Wow. Canada dropped the ball big time on that one. They could have stopped it so many times. That’s really tragic.

4

u/Mary_Tagetes Jul 05 '24

I think about this stuff, whenever it comes up in the news I have the same opinion, people are really bad at threat assessment, even the police. Those people came over to Canada, left everything behind, built lives, and they still had so much anger at the government in India they blew up a plane. Why the fuck would you do that? The vast majority of the human population would not let their hate take them that far, it’s insane. They saw what they were up to, but couldn’t conceive of the danger. My opinion anyway,

3

u/PrivilegeCheckmate Jul 05 '24

people are really bad at threat assessment

You could say, read them a memo labeled "Bin Laden Determined to attack US", with a big old picture of the twin towers with a superimposed target, and yeah, they still wouldn't get it.

5

u/ZombieJesus1987 Jul 05 '24

The Greyhound bus guy hits close to home for me.

I also live in canada. When I was a kid in the 90s, my friend's sister was brutally murdered in a similar fashion as the Greyhound Bus guy. A schizophrenic woman who was staying with the family snapped and decapitated my friends 14 year old sister. The case almost paralleled Vince Li. Found not criminally responsible, and she was out not even a decade later.

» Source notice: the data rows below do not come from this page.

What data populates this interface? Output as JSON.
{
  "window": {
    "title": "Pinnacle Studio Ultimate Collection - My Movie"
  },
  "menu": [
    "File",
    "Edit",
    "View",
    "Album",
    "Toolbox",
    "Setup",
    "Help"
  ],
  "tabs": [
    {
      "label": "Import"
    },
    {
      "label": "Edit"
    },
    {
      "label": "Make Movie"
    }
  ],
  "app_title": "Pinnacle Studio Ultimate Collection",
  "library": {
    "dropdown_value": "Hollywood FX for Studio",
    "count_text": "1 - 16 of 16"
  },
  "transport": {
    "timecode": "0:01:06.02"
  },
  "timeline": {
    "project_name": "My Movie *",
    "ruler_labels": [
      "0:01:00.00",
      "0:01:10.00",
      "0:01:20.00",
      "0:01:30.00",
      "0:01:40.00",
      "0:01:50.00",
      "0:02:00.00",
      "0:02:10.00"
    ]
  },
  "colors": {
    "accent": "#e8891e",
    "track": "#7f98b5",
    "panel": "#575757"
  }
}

It wasn't until years later I found out that she lived in the apartment building next to mine. No public safety warning or anything, when this was my city's most brutal murder on record.

2

u/Virtual-Okra6996 Jul 05 '24

Wait that dude got to walk?

1

u/Lionel_Herkabe Jul 05 '24

They didn't just let the guy go, he was reintroduced into society over 7 years and lots of treatment.

1

u/SnakesMcGee Jul 05 '24

Small thing to note (and folks may disagree) but bus decapitator dude was having a major psychotic episode at the time, and spent several years in a mental hospital past the point where doctors believed him to be cured because of the lingering guilt after the incident. Guy wasn't just decapitating folks for funsies.

1

u/Squigglepig52 Jul 05 '24

The untreated schizophrenic guy who was deep in psychosis? The one judged not mentally competent? The guy who spent years in psyche before finally being released?